Como el papa señaló en la crisis de Chile, el abuso sexual viene precedido de un abuso de conciencia y éste, de un abuso de poder. Ese abuso de poder forma parte de una estructura eclesiástica con una cultura de la autoridad dominada por la lógica del poder y no del servicio ni del discernimiento eclesial y comunitario. Es un problema sistémico que está arraigado en patrones culturales –sostenidos tanto por una parte del clero como también por parte de los nuevos movimientos laicos– cuyo cambio requiere una conversión profunda y tiempo para procesarlo.

Los abusos son un mal que en última raíz es un mal espiritual. El abuso del poder viene provocado por una corrosión espiritual honda. En último término, una desconexión con el Dios que solo puede amar. Esa falta de espiritualidad no es solamente personal sino que se plasma en religiosidades sin Dios, en teologías sin Espíritu, en eclesialidades sin Pueblo, en ritos sin oración. Esas desconexiones están íntimamente imbricadas con los patrones culturales. No es extraño que la Iglesia señale que superar el mal de los abusos exija una muy profunda conversión de los corazones de cada uno de nosotros y del corazón de la Iglesia. Eso supone que hay mucho por transformar, porque los obstáculos son grandes y están dentro de los centros de autoridad de la Iglesia.

Conclusión

Superar el riesgo de abusos en la Iglesia necesita profundos cambios institucionales, organizacionales y espirituales, que van a necesitar tiempo. Durante ese tiempo de honda transformación, la sociedad y el Pueblo de Dios deben contar con instancias desde las que hacer seguimiento y empujar en la buena dirección. Ojalá que esas instancias existieran también dentro de la Iglesia y que la gente común pudiésemos confiar plenamente en ellas, pero ha sido precisamente esa confianza la que ha sido quebrada y costará recobrarla. Hay que reconocer que la Iglesia está en camino, pero necesita ayuda para recorrerlo. Y, sobre todo, las víctimas necesitan ayuda para que la Iglesia haga el camino que debe hacer. Una Comisión pública del ministerio fiscal, puede ser una herramienta para ayudar a las víctimas y recrear confianza.

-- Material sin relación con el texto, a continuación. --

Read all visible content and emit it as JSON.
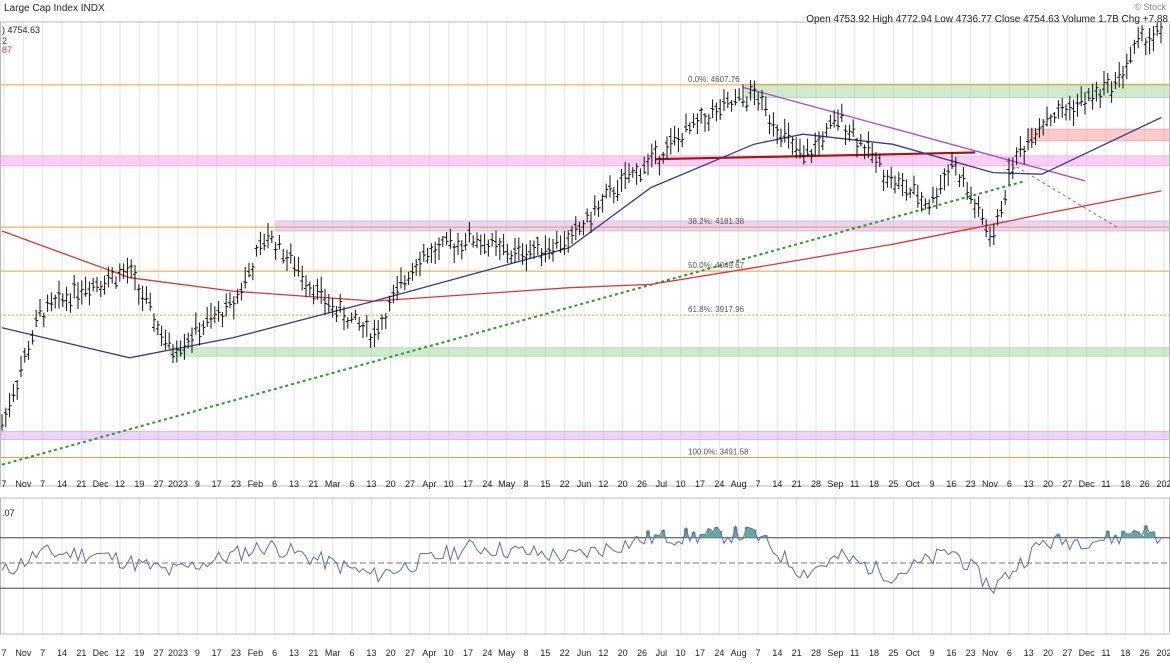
{
  "header": {
    "title": "Large Cap Index",
    "ticker": "INDX",
    "watermark": "© Stock",
    "ohlc": {
      "open_label": "Open",
      "open": "4753.92",
      "high_label": "High",
      "high": "4772.94",
      "low_label": "Low",
      "low": "4736.77",
      "close_label": "Close",
      "close": "4754.63",
      "volume_label": "Volume",
      "volume": "1.7B",
      "chg_label": "Chg",
      "chg": "+7.88"
    },
    "last_price": ") 4754.63",
    "legend_frag1": "2",
    "legend_frag2": "87"
  },
  "colors": {
    "bars": "#111111",
    "ma_short": "#3a3a8a",
    "ma_long": "#d43a3a",
    "fib_line": "#e8a040",
    "trend_dashed": "#2a9a2a",
    "downtrend": "#b050c8",
    "neckline": "#a01818",
    "zone_green": "#a8d8a8",
    "zone_pink": "#f7a8ec",
    "zone_lavender": "#d8b0f0",
    "zone_red": "#f4a0a0",
    "rsi_line": "#5a6fa8",
    "rsi_fill": "#6aa6a0"
  },
  "chart_data": [
    {
      "type": "line",
      "title": "Large Cap Index",
      "note": "daily price bars with moving averages, Fibonacci retracements and trendlines",
      "x_tick_labels": [
        "7",
        "Nov",
        "7",
        "14",
        "21",
        "Dec",
        "12",
        "19",
        "27",
        "2023",
        "9",
        "17",
        "23",
        "Feb",
        "6",
        "13",
        "21",
        "Mar",
        "6",
        "13",
        "20",
        "27",
        "Apr",
        "10",
        "17",
        "24",
        "May",
        "8",
        "15",
        "22",
        "Jun",
        "12",
        "20",
        "26",
        "Jul",
        "10",
        "17",
        "24",
        "Aug",
        "7",
        "14",
        "21",
        "28",
        "Sep",
        "11",
        "18",
        "25",
        "Oct",
        "9",
        "16",
        "23",
        "Nov",
        "6",
        "13",
        "20",
        "27",
        "Dec",
        "11",
        "18",
        "26",
        "202"
      ],
      "ylim": [
        3430,
        4790
      ],
      "series": [
        {
          "x": [
            "2022-10-27",
            "2022-11-10",
            "2022-11-25",
            "2022-12-13",
            "2022-12-28",
            "2023-01-20",
            "2023-02-02",
            "2023-02-24",
            "2023-03-13",
            "2023-03-29",
            "2023-04-18",
            "2023-05-03",
            "2023-05-24",
            "2023-06-09",
            "2023-06-23",
            "2023-07-13",
            "2023-07-31",
            "2023-08-18",
            "2023-09-01",
            "2023-09-20",
            "2023-10-04",
            "2023-10-12",
            "2023-10-27",
            "2023-11-03",
            "2023-11-14",
            "2023-11-30",
            "2023-12-12",
            "2023-12-20",
            "2023-12-28"
          ],
          "values": [
            3590,
            3920,
            4000,
            4050,
            3810,
            3950,
            4160,
            3950,
            3860,
            4090,
            4150,
            4100,
            4140,
            4290,
            4380,
            4510,
            4580,
            4380,
            4510,
            4320,
            4250,
            4380,
            4140,
            4370,
            4500,
            4560,
            4620,
            4740,
            4760
          ]
        },
        {
          "x": [
            "2022-10-27",
            "2022-12-13",
            "2023-01-20",
            "2023-03-13",
            "2023-04-18",
            "2023-05-24",
            "2023-06-23",
            "2023-07-31",
            "2023-08-18",
            "2023-09-20",
            "2023-10-27",
            "2023-11-14",
            "2023-12-28"
          ],
          "values": [
            3880,
            3790,
            3850,
            3960,
            4040,
            4120,
            4300,
            4430,
            4460,
            4430,
            4345,
            4340,
            4510
          ]
        },
        {
          "x": [
            "2022-10-27",
            "2022-12-13",
            "2023-01-20",
            "2023-03-13",
            "2023-04-18",
            "2023-05-24",
            "2023-06-23",
            "2023-07-31",
            "2023-09-20",
            "2023-10-27",
            "2023-11-14",
            "2023-12-28"
          ],
          "values": [
            4170,
            4030,
            3990,
            3960,
            3980,
            4000,
            4010,
            4060,
            4130,
            4190,
            4220,
            4290
          ]
        }
      ],
      "fib_levels": [
        {
          "label": "0.0%: 4607.76",
          "value": 4607.76
        },
        {
          "label": "38.2%: 4181.38",
          "value": 4181.38
        },
        {
          "label": "50.0%: 4049.67",
          "value": 4049.67
        },
        {
          "label": "61.8%: 3917.96",
          "value": 3917.96
        },
        {
          "label": "100.0%: 3491.58",
          "value": 3491.58
        }
      ]
    },
    {
      "type": "line",
      "note": "14-period RSI",
      "label_frag": ".07",
      "ylim": [
        0,
        100
      ],
      "reference_lines": [
        70,
        50,
        30
      ],
      "series": [
        {
          "x": [
            "2022-10-27",
            "2022-11-10",
            "2022-12-01",
            "2022-12-28",
            "2023-02-02",
            "2023-03-13",
            "2023-04-18",
            "2023-05-24",
            "2023-06-23",
            "2023-07-31",
            "2023-08-18",
            "2023-09-01",
            "2023-09-20",
            "2023-10-12",
            "2023-10-27",
            "2023-11-14",
            "2023-12-12",
            "2023-12-20",
            "2023-12-28"
          ],
          "values": [
            42,
            58,
            57,
            43,
            64,
            40,
            63,
            55,
            70,
            73,
            42,
            55,
            40,
            60,
            30,
            66,
            70,
            78,
            68
          ]
        }
      ]
    }
  ]
}
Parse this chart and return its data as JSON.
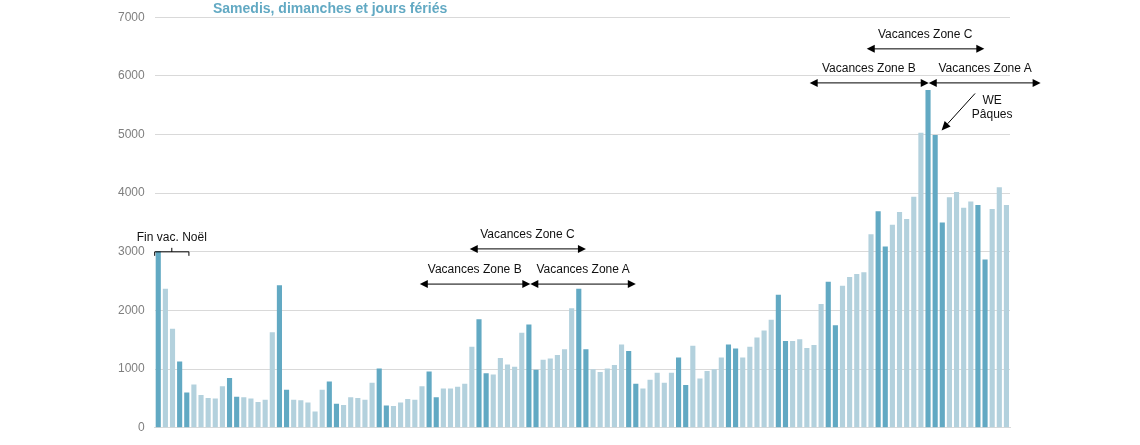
{
  "chart_data": {
    "type": "bar",
    "categories": [
      null,
      null,
      null,
      null,
      null,
      null,
      null,
      null,
      null,
      null,
      null,
      null,
      null,
      null,
      null,
      null,
      null,
      null,
      null,
      null,
      null,
      null,
      null,
      null,
      null,
      null,
      null,
      null,
      null,
      null,
      null,
      null,
      null,
      null,
      null,
      null,
      null,
      null,
      null,
      null,
      null,
      null,
      null,
      null,
      null,
      null,
      null,
      null,
      null,
      null,
      null,
      null,
      null,
      null,
      null,
      null,
      null,
      null,
      null,
      null,
      null,
      null,
      null,
      null,
      null,
      null,
      null,
      null,
      null,
      null,
      null,
      null,
      null,
      null,
      null,
      null,
      null,
      null,
      null,
      null,
      null,
      null,
      null,
      null,
      null,
      null,
      null,
      null,
      null,
      null,
      null,
      null,
      null,
      null,
      null,
      null,
      null,
      null,
      null,
      null,
      null,
      null,
      null,
      null,
      null,
      null,
      null,
      null,
      null,
      null,
      null,
      null,
      null,
      null,
      null,
      null,
      null,
      null,
      null,
      null
    ],
    "series": [
      {
        "name": "Samedis, dimanches et jours fériés",
        "color": "#62a9c3",
        "values": [
          3010,
          null,
          null,
          1130,
          600,
          null,
          null,
          null,
          null,
          null,
          850,
          530,
          null,
          null,
          null,
          null,
          null,
          2430,
          650,
          null,
          null,
          null,
          null,
          null,
          790,
          410,
          null,
          null,
          null,
          null,
          null,
          1010,
          380,
          null,
          null,
          null,
          null,
          null,
          960,
          520,
          null,
          null,
          null,
          null,
          null,
          1850,
          930,
          null,
          null,
          null,
          null,
          null,
          1760,
          990,
          null,
          null,
          null,
          null,
          null,
          2370,
          1340,
          null,
          null,
          null,
          null,
          null,
          1310,
          750,
          null,
          null,
          null,
          null,
          null,
          1200,
          730,
          null,
          null,
          null,
          null,
          null,
          1420,
          1350,
          null,
          null,
          null,
          null,
          null,
          2270,
          1480,
          null,
          null,
          null,
          null,
          null,
          2490,
          1750,
          null,
          null,
          null,
          null,
          null,
          3690,
          3090,
          null,
          null,
          null,
          null,
          null,
          5760,
          4990,
          3500,
          null,
          null,
          null,
          null,
          3800,
          2870,
          null,
          null,
          null
        ]
      },
      {
        "color": "#b3d1dd",
        "values": [
          null,
          2370,
          1690,
          null,
          null,
          740,
          560,
          510,
          500,
          710,
          null,
          null,
          520,
          500,
          440,
          480,
          1630,
          null,
          null,
          480,
          470,
          430,
          280,
          650,
          null,
          null,
          390,
          520,
          510,
          480,
          770,
          null,
          null,
          370,
          430,
          490,
          480,
          710,
          null,
          null,
          670,
          670,
          700,
          750,
          1380,
          null,
          null,
          910,
          1190,
          1080,
          1040,
          1620,
          null,
          null,
          1160,
          1180,
          1240,
          1340,
          2040,
          null,
          null,
          1000,
          950,
          1010,
          1070,
          1420,
          null,
          null,
          670,
          820,
          940,
          770,
          940,
          null,
          null,
          1400,
          840,
          970,
          1000,
          1200,
          null,
          null,
          1200,
          1380,
          1540,
          1660,
          1840,
          null,
          null,
          1480,
          1510,
          1360,
          1410,
          2110,
          null,
          null,
          2420,
          2570,
          2620,
          2650,
          3300,
          null,
          null,
          3460,
          3680,
          3560,
          3940,
          5030,
          null,
          null,
          null,
          3930,
          4020,
          3750,
          3860,
          null,
          null,
          3730,
          4100,
          3800
        ]
      }
    ],
    "ylim": [
      0,
      7000
    ],
    "yticks": [
      0,
      1000,
      2000,
      3000,
      4000,
      5000,
      6000,
      7000
    ],
    "grid": "y",
    "annotations": [
      "Fin vac. Noël",
      "Vacances Zone C",
      "Vacances Zone B",
      "Vacances Zone A",
      "Vacances Zone C",
      "Vacances Zone B",
      "Vacances Zone A",
      "WE\nPâques"
    ]
  }
}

A aquellos que son muy críticos con la Iglesia, que están indignados, a quienes son adversos a la religión, a los anticlericales, a quienes incluso quieren la extinción de las religiones en toda la tierra: no nos dejen solos, ayúdennos a encontrar la verdad. Les necesitamos. Solos no nos bastamos en la Iglesia. Si estamos con ustedes –aunque sea debatiendo–, nos apareceremos más a Jesús, quien le gustaba estar con todos.